Pros
Very promising technology. We can save many lives if we are successful. Company puts heroic effort into keeping morale up during quarantine including monthly presentations by people on their hobbies and fun forums where people share recipes, activities, and places to go during quarantine. Company has attracted a lot of remarkable talent. There is a lot of work to be done and a lot of opportunity right now. We have added more than 100 people in 2020 alone. Life is confusing growing this quickly and working from home on account of quarantine. Most people have never met in person and it is difficult to keep up with all the new people and structures. Fortunately, management and HR are aware of this and are really doing their best. Management is generally good regarding work/life balance. Life at Freenome is tiring but can be fun.
Cons
There are two significant problems that need to be addressed if Freenome is going to survive. The company does not yet understand what it means to be in the medical device space.

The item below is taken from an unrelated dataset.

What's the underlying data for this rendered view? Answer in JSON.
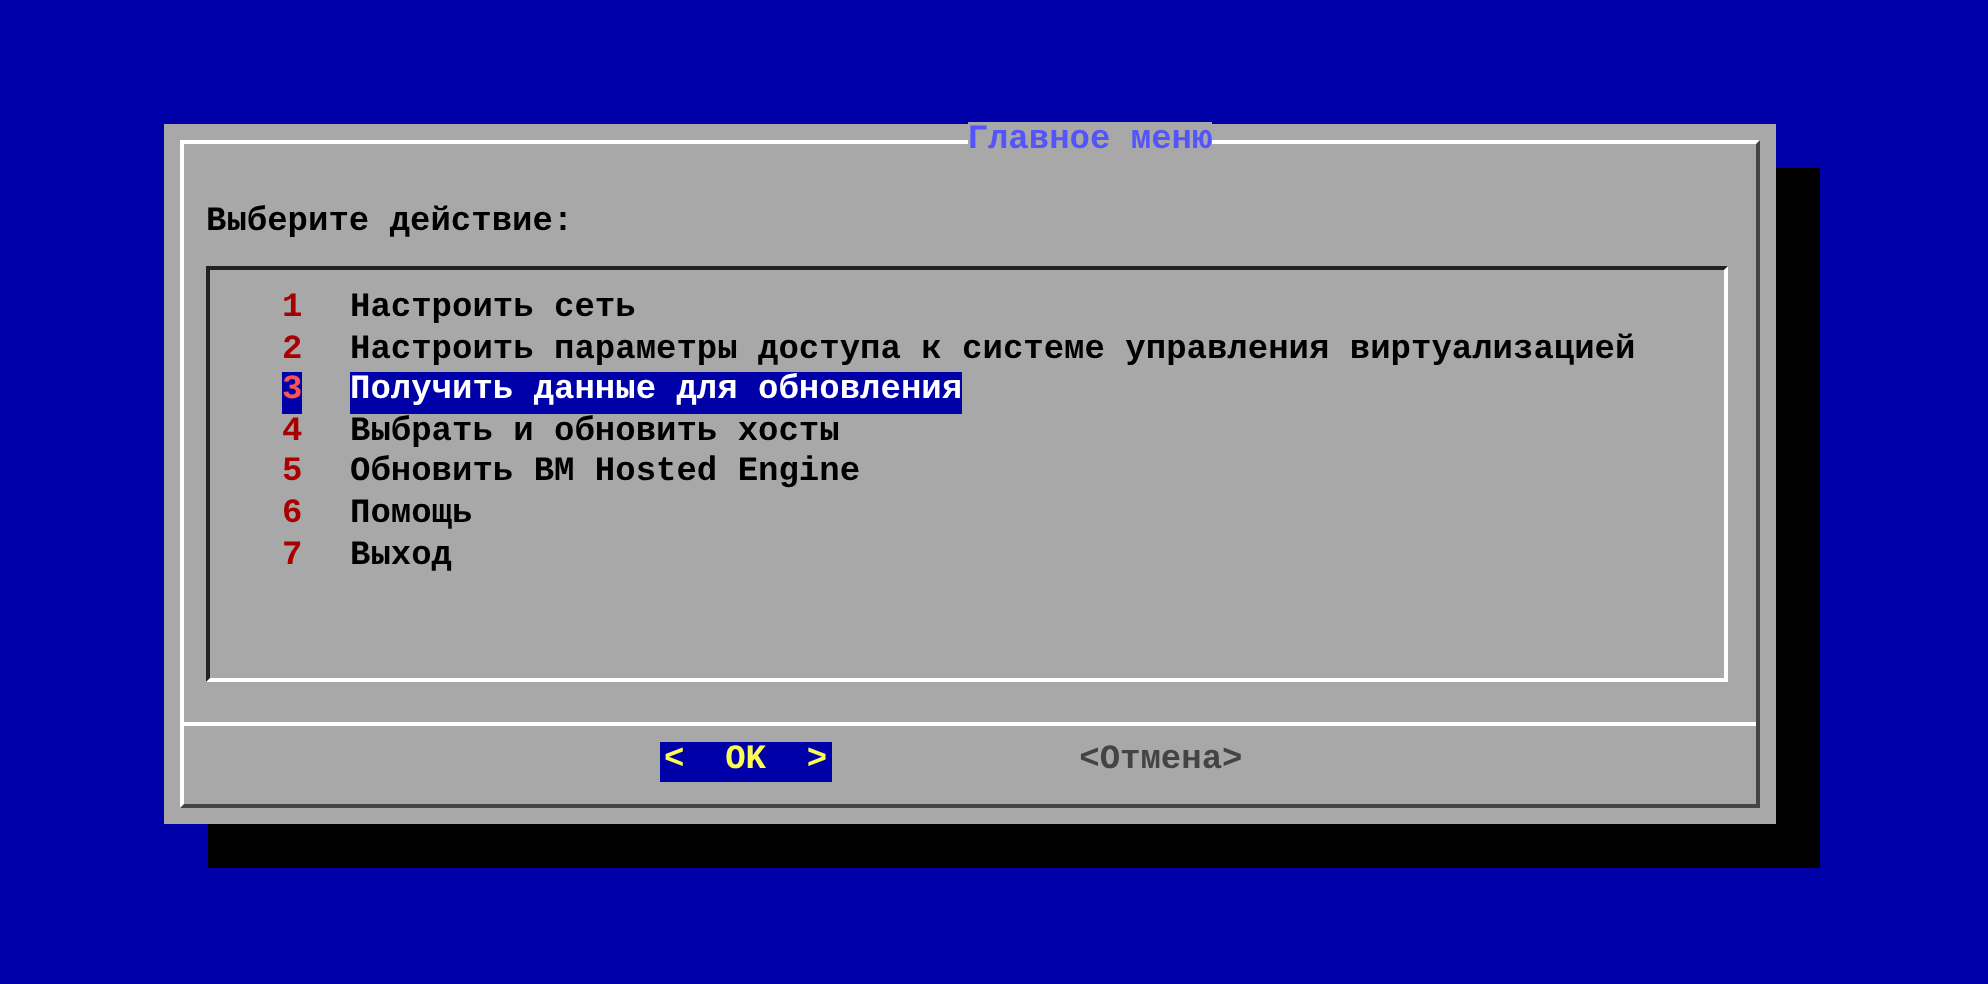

Most employees are fresh out of college or have only worked in consumer tech. There is active resistance to performing the additional tasks required to work in a regulated industry. This could prove catastrophic down the road. The company is openly political, including having the word "woke" (!) on some of their corporate clothing. Company stresses its self-defined special culture which is 50% of the selection process. They (apparently) perform periodic cultural fit reviews on employees so you might lose your job if you are not "woke" enough. Some employees obnoxiously virtue signal their preferred pronouns in their signatures and on Slack. HR really stresses the seven protected classes, and they seem more focused on their program of equity and inclusion than on hiring for ability. We all know these are activities and code words for antipathy toward certain ethnicities and genders viewed as being some kind of oppressor. This makes the well-intended "special culture" feel oppressive and distinctly unsafe.